WHAT DOES THE TERM “MASKED DEPRESSION” REFER TO, AND CAN IT BE TREATED WITH PROZAC?
Masked depression refers to depression that is hidden behind physical complaints for which no organic cause can be found. The physician’s tendency is usually to dismiss these patients as hypochondriacs or to label them as anxious and prescribe minor tranquilizers to calm them down or stimulants to pep them up and get them out of the office as quickly as possible. Masked depression (also known as depressive equivalent, latent depression, hidden depression, overlooked depression, or disguised depression) is potentially one of the most frustrating and therefore serious of mental disorders for the patient, since if not diagnosed correctly and treated properly, the patient is likely to “doctor hop” for years, trying the patience of one physician after another. As Freud himself noted, physical complaints can dominate the clinical picture and lead one to believe that the disorder is strictly physical rather than emotional. In these instances, a succession of M.D.s may never address the patient’s despair. In the worst case, the patient will give up and commit suicide.

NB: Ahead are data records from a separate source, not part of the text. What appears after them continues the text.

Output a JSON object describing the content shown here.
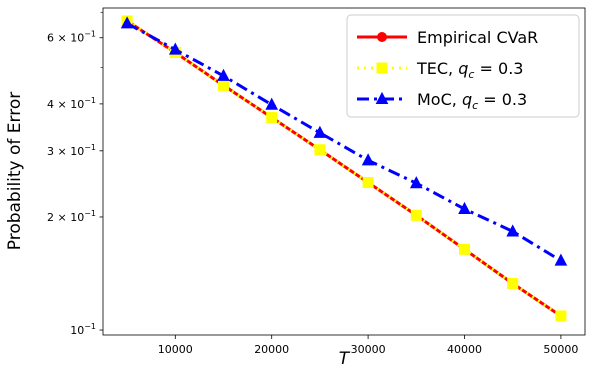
{
  "chart_data": {
    "type": "line",
    "xlabel": "T",
    "ylabel": "Probability of Error",
    "y_scale": "log",
    "xlim": [
      2500,
      52500
    ],
    "ylim": [
      0.097,
      0.72
    ],
    "x_ticks": [
      10000,
      20000,
      30000,
      40000,
      50000
    ],
    "x_tick_labels": [
      "10000",
      "20000",
      "30000",
      "40000",
      "50000"
    ],
    "y_ticks": [
      {
        "value": 0.1,
        "base": "10",
        "exp": "−1",
        "coef": ""
      },
      {
        "value": 0.2,
        "base": "10",
        "exp": "−1",
        "coef": "2 × "
      },
      {
        "value": 0.3,
        "base": "10",
        "exp": "−1",
        "coef": "3 × "
      },
      {
        "value": 0.4,
        "base": "10",
        "exp": "−1",
        "coef": "4 × "
      },
      {
        "value": 0.6,
        "base": "10",
        "exp": "−1",
        "coef": "6 × "
      }
    ],
    "grid": false,
    "legend_position": "top-right",
    "x": [
      5000,
      10000,
      15000,
      20000,
      25000,
      30000,
      35000,
      40000,
      45000,
      50000
    ],
    "series": [
      {
        "name_main": "Empirical CVaR",
        "name_var": "",
        "name_sub": "",
        "name_rest": "",
        "color": "#ff0000",
        "line_style": "solid",
        "marker": "circle",
        "values": [
          0.665,
          0.548,
          0.448,
          0.368,
          0.302,
          0.247,
          0.202,
          0.164,
          0.133,
          0.109
        ]
      },
      {
        "name_main": "TEC, ",
        "name_var": "q",
        "name_sub": "c",
        "name_rest": " = 0.3",
        "color": "#ffff00",
        "line_style": "dotted",
        "marker": "square",
        "values": [
          0.665,
          0.548,
          0.448,
          0.368,
          0.302,
          0.247,
          0.202,
          0.164,
          0.133,
          0.109
        ]
      },
      {
        "name_main": "MoC, ",
        "name_var": "q",
        "name_sub": "c",
        "name_rest": " = 0.3",
        "color": "#0000ff",
        "line_style": "dashdot",
        "marker": "triangle",
        "values": [
          0.655,
          0.558,
          0.475,
          0.398,
          0.335,
          0.283,
          0.246,
          0.21,
          0.183,
          0.153
        ]
      }
    ]
  }
}
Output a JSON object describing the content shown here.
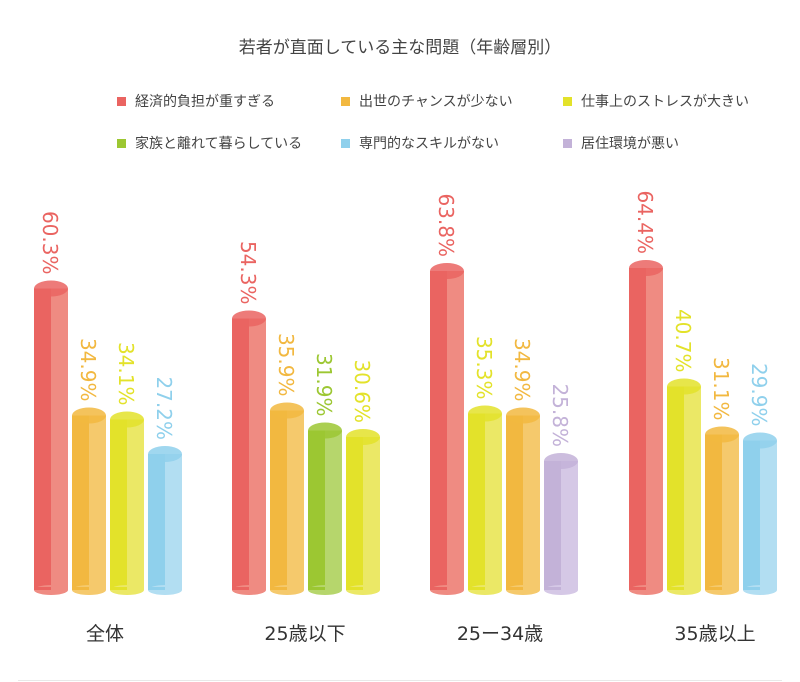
{
  "chart_data": {
    "type": "bar",
    "title": "若者が直面している主な問題（年齢層別）",
    "legend_position": "top",
    "legend": [
      {
        "name": "経済的負担が重すぎる",
        "color": "#ea6461",
        "light": "#ef8b82"
      },
      {
        "name": "出世のチャンスが少ない",
        "color": "#f2b840",
        "light": "#f5c96c"
      },
      {
        "name": "仕事上のストレスが大きい",
        "color": "#e3e22a",
        "light": "#ebe866"
      },
      {
        "name": "家族と離れて暮らしている",
        "color": "#9cc732",
        "light": "#b6d66c"
      },
      {
        "name": "専門的なスキルがない",
        "color": "#8fd0ec",
        "light": "#b2def2"
      },
      {
        "name": "居住環境が悪い",
        "color": "#c3b2d8",
        "light": "#d5c8e6"
      }
    ],
    "groups": [
      {
        "category": "全体",
        "bars": [
          {
            "series": 0,
            "value": 60.3,
            "label": "60.3%"
          },
          {
            "series": 1,
            "value": 34.9,
            "label": "34.9%"
          },
          {
            "series": 2,
            "value": 34.1,
            "label": "34.1%"
          },
          {
            "series": 4,
            "value": 27.2,
            "label": "27.2%"
          }
        ]
      },
      {
        "category": "25歳以下",
        "bars": [
          {
            "series": 0,
            "value": 54.3,
            "label": "54.3%"
          },
          {
            "series": 1,
            "value": 35.9,
            "label": "35.9%"
          },
          {
            "series": 3,
            "value": 31.9,
            "label": "31.9%"
          },
          {
            "series": 2,
            "value": 30.6,
            "label": "30.6%"
          }
        ]
      },
      {
        "category": "25ー34歳",
        "bars": [
          {
            "series": 0,
            "value": 63.8,
            "label": "63.8%"
          },
          {
            "series": 2,
            "value": 35.3,
            "label": "35.3%"
          },
          {
            "series": 1,
            "value": 34.9,
            "label": "34.9%"
          },
          {
            "series": 5,
            "value": 25.8,
            "label": "25.8%"
          }
        ]
      },
      {
        "category": "35歳以上",
        "bars": [
          {
            "series": 0,
            "value": 64.4,
            "label": "64.4%"
          },
          {
            "series": 2,
            "value": 40.7,
            "label": "40.7%"
          },
          {
            "series": 1,
            "value": 31.1,
            "label": "31.1%"
          },
          {
            "series": 4,
            "value": 29.9,
            "label": "29.9%"
          }
        ]
      }
    ],
    "ylim": [
      0,
      70
    ],
    "grid": false
  }
}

Since the underlying illness is depression, Prozac, like other antidepressants, can often be used effectively, although little research has been done on Prozac’s effect on masked depression per se. Because the new antidepressants (of which Prozac, Zoloft, Paxil, and Effexor are examples) have fewer side effects, it is most likely that patients with masked depression will be responsive to these drugs as they have been to the older antidepressants. The critical issue is to make the correct diagnosis of depression, since it is hidden to the patient and often the doctor fails to detect it as well and attempts to treat it as a medical condition.